# MirrOdine'n in Hialeah



## paint it black (Nov 3, 2007)

Decided to hit up a couple spots for a bit with a friend. I was itchin' to to break in my new Stradic with something. So I grabbed my trusty Chart/White MirrOdine and my rod and was out. I quickly went 1 for 3 on pea's. I lost a nice one for my drag being too tight. It wasn't much but I finally felt the drag peeling off my Stradic. The peas were very aggressive. I had plenty of hits and slashes in the dead center of the canal. My friend didn't have no hits at all. He was complaining that the MirrOdine had no action at all. I looked over and noticed that he had no leader at all, and he didn't have a loop knot either. So I tied him up a leader and a loop knot and he was amazed by the difference. After a few minutes we decided to leave. He was certain that he wasn't going to catch anything. We stopped to eat, then were back on our way home. As we're driving by a canal, he says "Screw it lets stop, we're here so we might as well". We pull over and get out for a couple casts. On his second cast something crushed his lure in the middle of the canal. He was wondering what it was because he didn't feel anything. I told him to keep reeling in. Once it got close, we see the snook come up then turn around for a few runs. After a couple short runs, he was able to bring in the snook. It wasn't very big, but he had only caught one snook before this one. And this was his first freshie snook. Over the past couple weeks, my tackle box has been gradually taken over by MirrOlures. I only have two Skitterwalks, and two Yozuris that see no action! The rest are all MirrOlures. 
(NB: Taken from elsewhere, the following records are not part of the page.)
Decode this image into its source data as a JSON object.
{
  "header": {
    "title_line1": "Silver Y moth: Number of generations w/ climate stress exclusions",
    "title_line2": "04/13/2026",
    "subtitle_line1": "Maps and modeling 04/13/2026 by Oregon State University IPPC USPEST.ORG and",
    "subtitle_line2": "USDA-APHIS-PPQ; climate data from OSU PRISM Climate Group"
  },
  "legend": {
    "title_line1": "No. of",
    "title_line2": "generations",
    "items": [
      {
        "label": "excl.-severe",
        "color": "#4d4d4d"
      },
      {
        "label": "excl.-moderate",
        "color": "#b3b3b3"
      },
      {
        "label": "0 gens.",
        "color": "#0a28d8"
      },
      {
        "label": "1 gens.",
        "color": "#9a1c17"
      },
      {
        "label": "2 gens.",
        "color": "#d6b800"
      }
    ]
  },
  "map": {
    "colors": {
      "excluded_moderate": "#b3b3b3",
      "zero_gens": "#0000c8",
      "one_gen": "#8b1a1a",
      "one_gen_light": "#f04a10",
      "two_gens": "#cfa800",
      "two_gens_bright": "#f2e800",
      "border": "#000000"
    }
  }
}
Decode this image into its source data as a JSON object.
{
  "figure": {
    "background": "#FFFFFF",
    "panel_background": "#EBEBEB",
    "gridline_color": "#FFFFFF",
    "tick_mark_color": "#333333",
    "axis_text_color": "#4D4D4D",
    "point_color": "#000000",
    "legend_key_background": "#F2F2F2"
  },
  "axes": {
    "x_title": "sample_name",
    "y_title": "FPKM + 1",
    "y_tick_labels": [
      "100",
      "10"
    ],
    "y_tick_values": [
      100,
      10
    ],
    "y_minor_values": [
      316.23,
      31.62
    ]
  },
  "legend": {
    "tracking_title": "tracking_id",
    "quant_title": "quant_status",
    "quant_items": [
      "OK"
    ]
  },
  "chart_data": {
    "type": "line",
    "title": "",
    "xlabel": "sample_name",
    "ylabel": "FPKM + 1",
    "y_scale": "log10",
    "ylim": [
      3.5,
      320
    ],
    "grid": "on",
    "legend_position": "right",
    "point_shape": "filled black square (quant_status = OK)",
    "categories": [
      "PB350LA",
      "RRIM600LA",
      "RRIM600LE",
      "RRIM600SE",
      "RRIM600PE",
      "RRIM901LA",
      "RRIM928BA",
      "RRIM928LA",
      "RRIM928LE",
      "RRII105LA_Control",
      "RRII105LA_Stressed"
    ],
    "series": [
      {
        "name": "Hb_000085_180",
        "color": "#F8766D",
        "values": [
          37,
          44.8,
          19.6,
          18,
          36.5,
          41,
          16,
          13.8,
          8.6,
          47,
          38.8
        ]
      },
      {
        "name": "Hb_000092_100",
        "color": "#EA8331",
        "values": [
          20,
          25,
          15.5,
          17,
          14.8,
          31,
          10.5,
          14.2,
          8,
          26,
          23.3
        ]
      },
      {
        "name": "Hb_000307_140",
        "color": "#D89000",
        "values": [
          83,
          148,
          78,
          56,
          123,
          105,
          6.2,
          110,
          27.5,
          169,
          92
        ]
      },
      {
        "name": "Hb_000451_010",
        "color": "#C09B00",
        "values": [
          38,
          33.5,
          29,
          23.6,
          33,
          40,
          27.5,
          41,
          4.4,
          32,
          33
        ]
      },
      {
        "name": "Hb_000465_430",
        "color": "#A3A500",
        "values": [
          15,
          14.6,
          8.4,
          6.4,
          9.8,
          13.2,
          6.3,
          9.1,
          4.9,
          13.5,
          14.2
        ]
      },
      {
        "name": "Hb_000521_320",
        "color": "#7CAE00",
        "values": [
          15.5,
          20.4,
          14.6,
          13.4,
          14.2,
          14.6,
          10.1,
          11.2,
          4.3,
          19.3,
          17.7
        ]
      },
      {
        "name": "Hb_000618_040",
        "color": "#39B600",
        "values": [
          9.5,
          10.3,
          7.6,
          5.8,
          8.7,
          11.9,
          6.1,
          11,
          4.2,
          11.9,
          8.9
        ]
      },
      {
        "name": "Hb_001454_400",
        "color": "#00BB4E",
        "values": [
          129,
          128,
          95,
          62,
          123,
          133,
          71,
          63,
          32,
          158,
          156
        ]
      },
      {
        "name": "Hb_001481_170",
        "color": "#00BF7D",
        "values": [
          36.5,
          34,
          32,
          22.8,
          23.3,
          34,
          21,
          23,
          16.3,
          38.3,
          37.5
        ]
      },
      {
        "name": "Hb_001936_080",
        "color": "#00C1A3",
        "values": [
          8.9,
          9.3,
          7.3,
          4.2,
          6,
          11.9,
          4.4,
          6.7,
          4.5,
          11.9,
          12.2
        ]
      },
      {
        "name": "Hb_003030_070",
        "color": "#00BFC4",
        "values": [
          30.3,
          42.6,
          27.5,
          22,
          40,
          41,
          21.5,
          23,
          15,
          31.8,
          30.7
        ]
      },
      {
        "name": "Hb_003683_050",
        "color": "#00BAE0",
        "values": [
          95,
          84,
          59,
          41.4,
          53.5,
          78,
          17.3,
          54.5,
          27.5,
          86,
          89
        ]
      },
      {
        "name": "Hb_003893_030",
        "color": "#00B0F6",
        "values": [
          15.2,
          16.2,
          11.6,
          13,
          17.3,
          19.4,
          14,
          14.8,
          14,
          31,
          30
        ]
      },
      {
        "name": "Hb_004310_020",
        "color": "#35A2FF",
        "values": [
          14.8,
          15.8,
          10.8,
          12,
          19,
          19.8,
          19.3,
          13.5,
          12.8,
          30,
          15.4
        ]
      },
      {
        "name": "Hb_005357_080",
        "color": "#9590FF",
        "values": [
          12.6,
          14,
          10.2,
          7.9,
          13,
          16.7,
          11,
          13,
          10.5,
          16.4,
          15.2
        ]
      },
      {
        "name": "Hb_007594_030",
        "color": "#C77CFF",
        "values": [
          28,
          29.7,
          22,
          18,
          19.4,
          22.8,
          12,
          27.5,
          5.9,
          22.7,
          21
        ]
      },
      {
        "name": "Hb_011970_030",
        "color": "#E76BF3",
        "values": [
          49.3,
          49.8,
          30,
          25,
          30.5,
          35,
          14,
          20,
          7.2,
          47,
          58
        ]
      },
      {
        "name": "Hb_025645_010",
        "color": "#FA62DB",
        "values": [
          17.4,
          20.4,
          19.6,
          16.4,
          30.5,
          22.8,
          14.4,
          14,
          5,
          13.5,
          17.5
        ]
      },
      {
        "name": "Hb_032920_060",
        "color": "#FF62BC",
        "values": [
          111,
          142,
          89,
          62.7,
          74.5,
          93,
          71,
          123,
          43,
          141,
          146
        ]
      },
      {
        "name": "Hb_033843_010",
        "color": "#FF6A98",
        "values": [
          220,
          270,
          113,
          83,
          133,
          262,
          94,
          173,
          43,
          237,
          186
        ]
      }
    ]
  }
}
The peacock almost swallowed my lure. lol


----------



## iMacattack (Dec 11, 2006)

sweet!


----------



## mark_gardner (Mar 18, 2009)

you guys have been slaying them lately [smiley=rockin.gif] i'm hoping to get down to boynton within the next few weeks to kick some peacock butt [smiley=chuck.gif]


----------



## Un-shore (Sep 27, 2007)

Southbound, let me know when you are coming down I'm in Lantana


----------



## tgaud11 (Sep 30, 2008)

Man that looks fun. A Peacock is definatly on my "catch-list" for the near future.


----------



## paint it black (Nov 3, 2007)

If any of you are ever in Miami and want to get on some peacock action I'll put you guys on em. Maybe someone would offer a red fish trip for a peacock trip! lol 


It's very fun catching the pea's on fly, but it's also great seeing them crush a topwater or subsurface lure. I got several great spots for bank hopping, and boat fishing for them.


----------



## HaMm3r (Dec 11, 2006)

> If any of you are ever in Miami and want to get on some peacock action I'll put you guys on em. Maybe someone would offer a red fish trip for a peacock trip! lol
> 
> 
> It's very fun catching the pea's on fly, but it's also great seeing them crush a topwater or subsurface lure. I got several great spots for bank hopping, and boat fishing for them.


Too bad I don't have an excuse to get down there...I'd love to catch some of those on fly!  Nice catching guys! [smiley=1-thumbsup1.gif]


----------



## zero_gravity (Dec 14, 2006)

WTG congrats on the snook 
I had added a 17mr a few months back to my pcock tray and was surprised it hooks up one for one againts my fav rapala x rap


----------